3. Seek out customer experience
An important part of “failing fast” is getting customer feedback in real time. Olaloye has created a focus group that provides opinions on which products will sell and which won’t. What started off as a focus group of three or four buddies has grown into a group of 75 to 100 customers who provide honest feedback on upcoming clothing designs.

He sends personalized emails to each person along with an online survey with specific questions. Olaloye says their opinions have proven invaluable in directing his product lines.

4. Market smart
Olaloye says the initial excitement for one of his new lines lasts about a week after launch. He jumps on that wave of enthusiasm to market his products heavily via email and social media — especially Instagram due to its visual nature. Customers respond by buying more products.

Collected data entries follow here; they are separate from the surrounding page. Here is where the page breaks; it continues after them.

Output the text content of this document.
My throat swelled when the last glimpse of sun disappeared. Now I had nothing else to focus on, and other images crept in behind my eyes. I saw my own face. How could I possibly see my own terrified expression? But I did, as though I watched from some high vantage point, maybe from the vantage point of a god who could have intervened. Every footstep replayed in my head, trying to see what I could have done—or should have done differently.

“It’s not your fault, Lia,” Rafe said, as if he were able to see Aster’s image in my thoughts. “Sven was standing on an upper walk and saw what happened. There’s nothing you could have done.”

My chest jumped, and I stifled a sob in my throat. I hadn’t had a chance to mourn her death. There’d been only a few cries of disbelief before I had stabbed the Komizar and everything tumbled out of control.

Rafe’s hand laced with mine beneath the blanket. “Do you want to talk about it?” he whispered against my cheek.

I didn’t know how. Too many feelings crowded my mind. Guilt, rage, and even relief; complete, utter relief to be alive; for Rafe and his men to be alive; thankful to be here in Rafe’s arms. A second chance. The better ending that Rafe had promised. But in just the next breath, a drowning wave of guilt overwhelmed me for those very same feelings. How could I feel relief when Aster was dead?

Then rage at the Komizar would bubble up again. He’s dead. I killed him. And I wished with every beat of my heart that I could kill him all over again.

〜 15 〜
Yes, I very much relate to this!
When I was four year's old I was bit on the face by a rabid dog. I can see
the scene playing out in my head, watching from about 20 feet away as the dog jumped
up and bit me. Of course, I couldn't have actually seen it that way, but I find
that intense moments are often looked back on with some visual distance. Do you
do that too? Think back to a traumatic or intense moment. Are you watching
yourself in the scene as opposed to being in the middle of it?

Additionally, Live Breathe Futbol leverages paid advertising to promote its clothing lines. Olaloye makes the most of a limited ad budget by choosing to promote one product within a line that is performing above average.

He then retargets his ads at customers after they have visited his website, placed a Live Breathe Futbol item in their shopping carts, or otherwise interacted with the brand. Repeat visitors are more likely to make a purchase, according to Olaloye.

5. Be relevant and create urgency
“Whenever something big happens in the soccer space, we capitalize on that,” says Olaloye. For example, when a soccer player recently retired, Live Breathe Futbol sold a commemorative t-shirt on pre-order. Selling a limited-edition item around a moment in time that was important to his customers drove sales.

Also, he looks for opportunities to create a sense of urgency among his customers through the perceived exclusivity and scarcity of his clothing items. One tactic he has used to create this urgency is collaborating directly with soccer teams to create limited-edition, co-branded lines that are only sold at home games. The limited availability of the item that is tied to a customer passion point drives sales.